<= 2004.10.15

2004.10.19 =>

starry vere

Well, I'm certainly not going to talk about how my first real paper that is not a sort of practice report is due tomorrow, how the argument is unclear and may in fact contain several buried crypto-arguments, none of which are sufficiently justified, how my ability to say anything new or relevant about Joseph Andrews seems somewhat questionable, how culling it down to seven pages is a Herculean task in itself as I could easily go on for twenty pages about all this without actually getting anywhere, how actually typing out the sentences is unexpectedly onerous and requires the surmounting of an enormous inhibition threshold because I am looking at each word, phrase, syntactical unit through the eyes of the professor and finding it puerile, pompous, wanting—

Well, I'm certainly not going to talk about that.

R.E.M., Greek Theater, Fri 15 Oct. Everyone seems to agree that the new record is a sanded-off, adult-contemporary version of R.E.M., and certainly the new songs were not very exciting, but they played enough oldies to keep me happy. Especially since we were again using the expedient of camping out on the hill behind the auditorium in order to hear and "see" the show for free. I got "These Days," J. got "Cuyahoga," everyone got a few between-song speeches from Michael Stipe that seemed to have political content, though it wasn't clear where he was going with it. I suppose he didn't think Berkeley needed any convincing.
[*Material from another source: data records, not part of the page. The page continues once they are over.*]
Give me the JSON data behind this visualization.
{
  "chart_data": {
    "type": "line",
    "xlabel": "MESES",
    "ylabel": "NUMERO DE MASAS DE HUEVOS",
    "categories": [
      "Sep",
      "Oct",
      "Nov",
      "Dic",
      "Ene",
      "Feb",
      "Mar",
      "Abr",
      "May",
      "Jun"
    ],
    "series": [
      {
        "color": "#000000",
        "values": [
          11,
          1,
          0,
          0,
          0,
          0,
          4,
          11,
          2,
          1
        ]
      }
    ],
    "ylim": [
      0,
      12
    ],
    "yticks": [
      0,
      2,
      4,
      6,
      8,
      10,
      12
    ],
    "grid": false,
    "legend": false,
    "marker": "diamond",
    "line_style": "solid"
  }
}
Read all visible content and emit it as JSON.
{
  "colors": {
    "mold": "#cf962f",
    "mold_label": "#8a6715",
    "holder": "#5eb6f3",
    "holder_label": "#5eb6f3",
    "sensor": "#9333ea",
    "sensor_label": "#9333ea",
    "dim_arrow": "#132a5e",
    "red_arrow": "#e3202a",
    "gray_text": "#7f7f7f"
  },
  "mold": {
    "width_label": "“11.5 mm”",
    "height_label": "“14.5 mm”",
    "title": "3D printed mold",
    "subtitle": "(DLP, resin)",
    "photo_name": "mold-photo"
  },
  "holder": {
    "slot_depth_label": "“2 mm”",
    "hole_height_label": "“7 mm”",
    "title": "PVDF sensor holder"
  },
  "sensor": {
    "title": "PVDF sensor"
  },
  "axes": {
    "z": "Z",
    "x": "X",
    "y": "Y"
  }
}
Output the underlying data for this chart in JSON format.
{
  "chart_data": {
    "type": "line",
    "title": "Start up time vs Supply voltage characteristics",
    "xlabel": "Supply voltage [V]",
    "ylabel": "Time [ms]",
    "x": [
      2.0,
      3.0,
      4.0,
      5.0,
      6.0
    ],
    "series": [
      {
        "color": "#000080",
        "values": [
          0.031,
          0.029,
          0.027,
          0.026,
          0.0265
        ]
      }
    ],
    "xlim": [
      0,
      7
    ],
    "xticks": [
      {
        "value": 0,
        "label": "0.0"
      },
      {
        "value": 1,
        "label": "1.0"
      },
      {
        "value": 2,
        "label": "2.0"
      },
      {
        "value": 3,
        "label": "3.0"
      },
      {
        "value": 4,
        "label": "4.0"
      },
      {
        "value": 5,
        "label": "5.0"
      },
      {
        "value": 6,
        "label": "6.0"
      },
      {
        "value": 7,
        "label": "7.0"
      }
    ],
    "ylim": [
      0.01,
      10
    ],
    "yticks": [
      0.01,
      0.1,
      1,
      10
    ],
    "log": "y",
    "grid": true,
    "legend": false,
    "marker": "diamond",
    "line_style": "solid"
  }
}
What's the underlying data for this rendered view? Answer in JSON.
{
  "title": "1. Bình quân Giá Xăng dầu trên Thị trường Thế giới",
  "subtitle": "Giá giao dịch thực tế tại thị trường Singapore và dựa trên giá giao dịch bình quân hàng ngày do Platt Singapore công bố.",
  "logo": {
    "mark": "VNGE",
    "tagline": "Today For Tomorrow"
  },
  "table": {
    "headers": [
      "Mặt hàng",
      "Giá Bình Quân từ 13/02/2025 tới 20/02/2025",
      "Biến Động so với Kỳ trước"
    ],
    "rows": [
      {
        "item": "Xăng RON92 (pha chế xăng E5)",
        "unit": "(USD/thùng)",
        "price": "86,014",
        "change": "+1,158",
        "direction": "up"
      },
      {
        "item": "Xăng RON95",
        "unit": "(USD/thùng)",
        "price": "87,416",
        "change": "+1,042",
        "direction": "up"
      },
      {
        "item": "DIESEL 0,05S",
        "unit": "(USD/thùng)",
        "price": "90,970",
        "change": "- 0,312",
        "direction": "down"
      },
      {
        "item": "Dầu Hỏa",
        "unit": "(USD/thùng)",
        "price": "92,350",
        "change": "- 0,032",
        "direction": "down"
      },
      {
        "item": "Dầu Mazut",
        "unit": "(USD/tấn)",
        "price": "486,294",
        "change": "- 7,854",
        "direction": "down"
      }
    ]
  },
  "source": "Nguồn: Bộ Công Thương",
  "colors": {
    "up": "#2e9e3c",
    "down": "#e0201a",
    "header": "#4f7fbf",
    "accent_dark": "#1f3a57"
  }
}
Billy Budd by Benjamin Britten, San Francisco Opera, Sun 17 Oct. Winston Churchill once described the Royal Navy as "rum, sodomy, and the lash," and indeed the gay theme was prominent enough to be completely obvious to us, while just eqiuvocal enough that your average retiree operagoer might have been able to convince himself or herself that something else was going on. I'm told that it's present enough in the Melville text as well, which I'll buy—I haven't read it in ten years, and I certainly didn't get it at all when I was seventeen. "Why is Claggart so angry? Why does he keep talking about how handsome Billy is? It doesn't make any sense!" The libretto was not very subtle about the good/evil distinction (as I recall, neither was Melville) but the music was simply glorious, and can those men ever sing. The three main soloists were all superb, but I must also praise the chorus of "sailors, powder-monkeys, etc." whose massed voices sounded like avenging angels, and whose choreography was by turns inspiring and terrifying. Heave ho, me lads.